In fact, with the available data, it is not possible to assess the magnitude of additional risk, if any,
of tamoxifen use in African-American women. While it is the responsibility of those promoting an
intervention to document a favorable risk/benefit ratio in those for whom it is prescribed, with
tamoxifen as with many other agents, we are currently obligated to accept data on the benefit of
these agents in minorities from data obtained on other populations. At present, we must accept
the benefit of tamoxifen's use that is suggested from the BCPT population. We must also
accept that there is a possible greater risk associated with its use in African-American women.
However, to suggest that we can quantify this risk/benefit ratio as precisely as defined in the risk
tables of the article by Gail et al. is misleading.

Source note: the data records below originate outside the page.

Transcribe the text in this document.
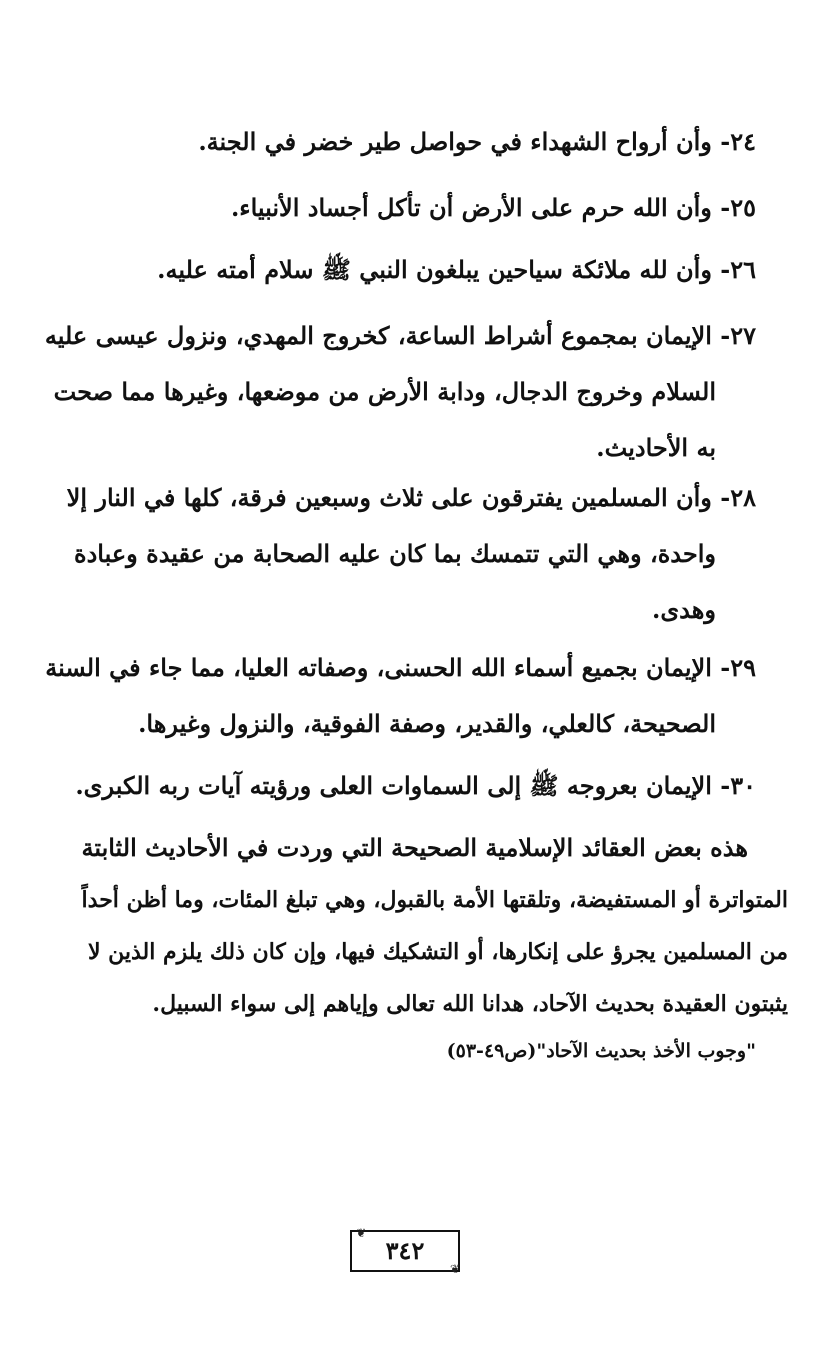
٢٤- وأن أرواح الشهداء في حواصل طير خضر في الجنة.
٢٥- وأن الله حرم على الأرض أن تأكل أجساد الأنبياء.
٢٦- وأن لله ملائكة سياحين يبلغون النبي ﷺ سلام أمته عليه.
٢٧- الإيمان بمجموع أشراط الساعة، كخروج المهدي، ونزول عيسى عليه
السلام وخروج الدجال، ودابة الأرض من موضعها، وغيرها مما صحت
به الأحاديث.
٢٨- وأن المسلمين يفترقون على ثلاث وسبعين فرقة، كلها في النار إلا
واحدة، وهي التي تتمسك بما كان عليه الصحابة من عقيدة وعبادة
وهدى.
٢٩- الإيمان بجميع أسماء الله الحسنى، وصفاته العليا، مما جاء في السنة
الصحيحة، كالعلي، والقدير، وصفة الفوقية، والنزول وغيرها.
٣٠- الإيمان بعروجه ﷺ إلى السماوات العلى ورؤيته آيات ربه الكبرى.
هذه بعض العقائد الإسلامية الصحيحة التي وردت في الأحاديث الثابتة
المتواترة أو المستفيضة، وتلقتها الأمة بالقبول، وهي تبلغ المئات، وما أظن أحداً
من المسلمين يجرؤ على إنكارها، أو التشكيك فيها، وإن كان ذلك يلزم الذين لا
يثبتون العقيدة بحديث الآحاد، هدانا الله تعالى وإياهم إلى سواء السبيل.
"وجوب الأخذ بحديث الآحاد"(ص٤٩-٥٣)
❦
❦
٣٤٢
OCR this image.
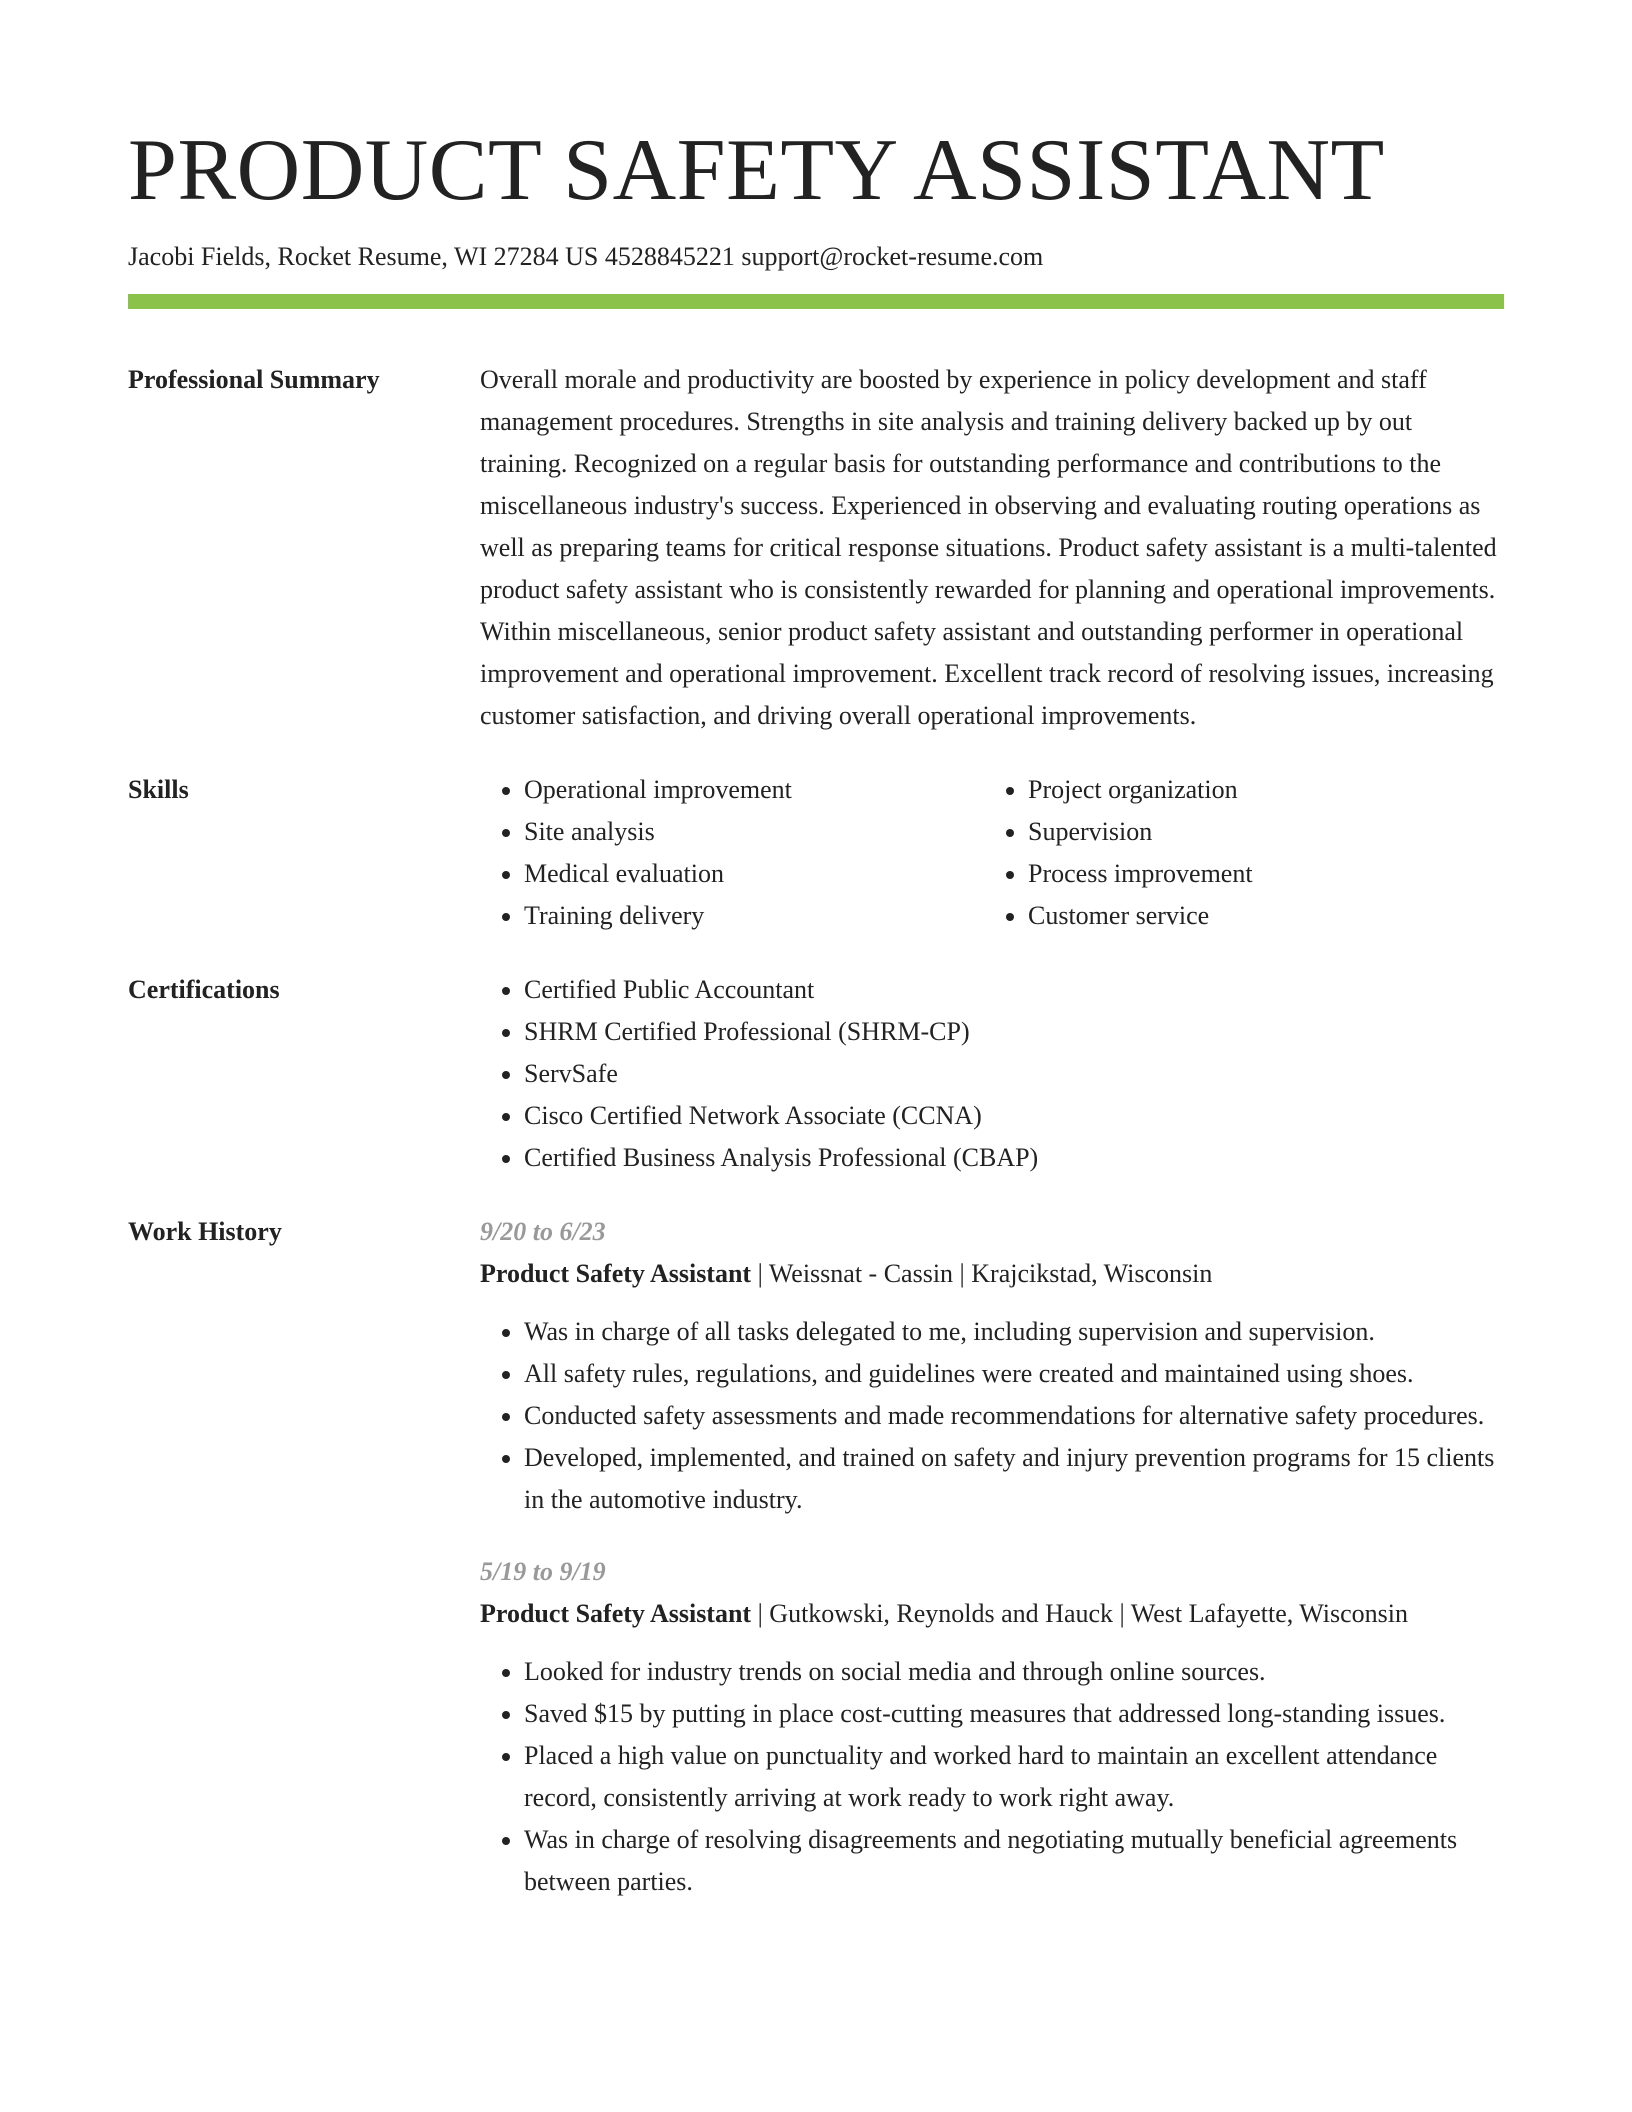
PRODUCT SAFETY ASSISTANT
Jacobi Fields, Rocket Resume, WI 27284 US 4528845221 support@rocket-resume.com
Professional Summary	Overall morale and productivity are boosted by experience in policy development and staff management procedures. Strengths in site analysis and training delivery backed up by out training. Recognized on a regular basis for outstanding performance and contributions to the miscellaneous industry's success. Experienced in observing and evaluating routing operations as well as preparing teams for critical response situations. Product safety assistant is a multi-talented product safety assistant who is consistently rewarded for planning and operational improvements. Within miscellaneous, senior product safety assistant and outstanding performer in operational improvement and operational improvement. Excellent track record of resolving issues, increasing customer satisfaction, and driving overall operational improvements.

Skills	• Operational improvement
• Site analysis
• Medical evaluation
• Training delivery
• Project organization
• Supervision
• Process improvement
• Customer service
Certifications	• Certified Public Accountant
• SHRM Certified Professional (SHRM-CP)
• ServSafe
• Cisco Certified Network Associate (CCNA)
• Certified Business Analysis Professional (CBAP)
Work History	9/20 to 6/23
Product Safety Assistant | Weissnat - Cassin | Krajcikstad, Wisconsin
• Was in charge of all tasks delegated to me, including supervision and supervision.
• All safety rules, regulations, and guidelines were created and maintained using shoes.
• Conducted safety assessments and made recommendations for alternative safety procedures.
• Developed, implemented, and trained on safety and injury prevention programs for 15 clients in the automotive industry.
5/19 to 9/19
Product Safety Assistant | Gutkowski, Reynolds and Hauck | West Lafayette, Wisconsin
• Looked for industry trends on social media and through online sources.
• Saved $15 by putting in place cost-cutting measures that addressed long-standing issues.
• Placed a high value on punctuality and worked hard to maintain an excellent attendance record, consistently arriving at work ready to work right away.
• Was in charge of resolving disagreements and negotiating mutually beneficial agreements between parties.
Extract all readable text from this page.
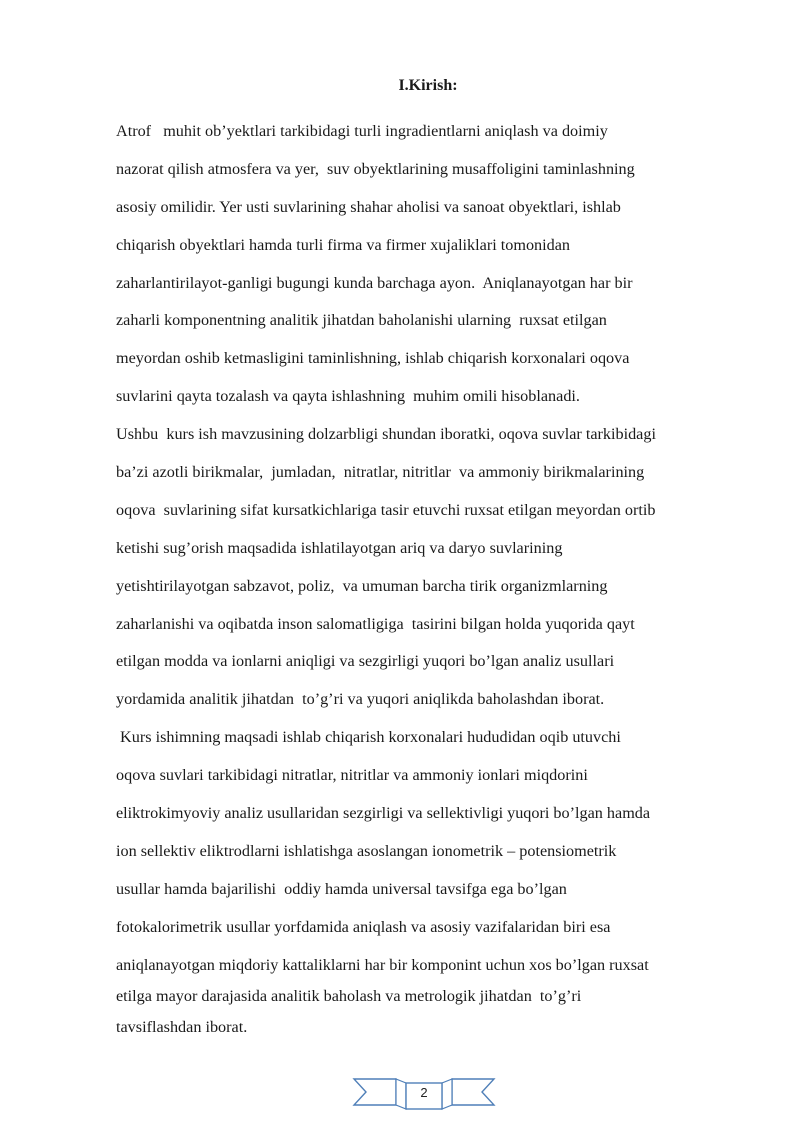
I.Kirish:
Atrof   muhit ob’yektlari tarkibidagi turli ingradientlarni aniqlash va doimiy
nazorat qilish atmosfera va yer,  suv obyektlarining musaffoligini taminlashning
asosiy omilidir. Yer usti suvlarining shahar aholisi va sanoat obyektlari, ishlab
chiqarish obyektlari hamda turli firma va firmer xujaliklari tomonidan
zaharlantirilayot-ganligi bugungi kunda barchaga ayon.  Aniqlanayotgan har bir
zaharli komponentning analitik jihatdan baholanishi ularning  ruxsat etilgan
meyordan oshib ketmasligini taminlishning, ishlab chiqarish korxonalari oqova
suvlarini qayta tozalash va qayta ishlashning  muhim omili hisoblanadi.
Ushbu  kurs ish mavzusining dolzarbligi shundan iboratki, oqova suvlar tarkibidagi
ba’zi azotli birikmalar,  jumladan,  nitratlar, nitritlar  va ammoniy birikmalarining
oqova  suvlarining sifat kursatkichlariga tasir etuvchi ruxsat etilgan meyordan ortib
ketishi sug’orish maqsadida ishlatilayotgan ariq va daryo suvlarining
yetishtirilayotgan sabzavot, poliz,  va umuman barcha tirik organizmlarning
zaharlanishi va oqibatda inson salomatligiga  tasirini bilgan holda yuqorida qayt
etilgan modda va ionlarni aniqligi va sezgirligi yuqori bo’lgan analiz usullari
yordamida analitik jihatdan  to’g’ri va yuqori aniqlikda baholashdan iborat.
Kurs ishimning maqsadi ishlab chiqarish korxonalari hududidan oqib utuvchi
oqova suvlari tarkibidagi nitratlar, nitritlar va ammoniy ionlari miqdorini
eliktrokimyoviy analiz usullaridan sezgirligi va sellektivligi yuqori bo’lgan hamda
ion sellektiv eliktrodlarni ishlatishga asoslangan ionometrik – potensiometrik
usullar hamda bajarilishi  oddiy hamda universal tavsifga ega bo’lgan
fotokalorimetrik usullar yorfdamida aniqlash va asosiy vazifalaridan biri esa
aniqlanayotgan miqdoriy kattaliklarni har bir komponint uchun xos bo’lgan ruxsat
etilga mayor darajasida analitik baholash va metrologik jihatdan  to’g’ri
tavsiflashdan iborat.
2
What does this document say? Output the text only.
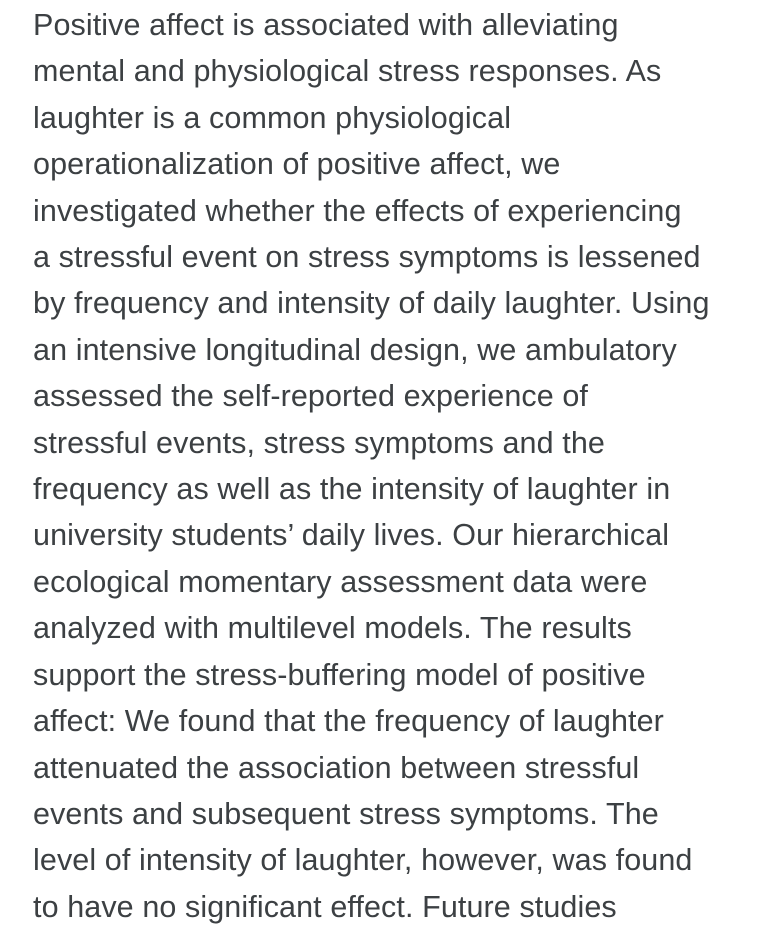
Positive affect is associated with alleviating
mental and physiological stress responses. As
laughter is a common physiological
operationalization of positive affect, we
investigated whether the effects of experiencing
a stressful event on stress symptoms is lessened
by frequency and intensity of daily laughter. Using
an intensive longitudinal design, we ambulatory
assessed the self-reported experience of
stressful events, stress symptoms and the
frequency as well as the intensity of laughter in
university students’ daily lives. Our hierarchical
ecological momentary assessment data were
analyzed with multilevel models. The results
support the stress-buffering model of positive
affect: We found that the frequency of laughter
attenuated the association between stressful
events and subsequent stress symptoms. The
level of intensity of laughter, however, was found
to have no significant effect. Future studies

There is obviously a desperate need for more data to define estimates of the risks and benefits
associated with tamoxifen in African-American women. Empirical epidemiologic and clinical trial
data in minority populations, rather than statistical modeling with sparse data, are needed to
determine the risks/benefits of tamoxifen. In the BCPT, as in other NCI studies, the lack of
inclusion of minorities has been the rule, as was recently confirmed by the Institute of Medicine (8). The dilemma now facing the medical community posed by the article
by Gail et al. in the use of tamoxifen reaffirms the need to even more aggressively recruit minority
populations in NCI-sponsored clinical trials in proportion to the disease load in the population. It
is imperative that recruitment of minorities in NCI trials, such as STAR (i.e., Study of Tamoxifen
and Raloxifene) and other National Institutes of Health trials using SERMs, is monitored to
ensure that their minority recruitment goals are met. It would be unfortunate if questions of their
efficacy in minority populations remain at the conclusion of otherwise definitive trials.
NOTES
1 Editor's note: SEER is a set of
geographically defined, population-based, central cancer registries in the United States, operated
by local nonprofit organizations under contract to the National Cancer Institute (NCI). Registry
data are submitted electronically without personal identifiers to the NCI on a biannual basis, and
the NCI makes the data available to the public for scientific research.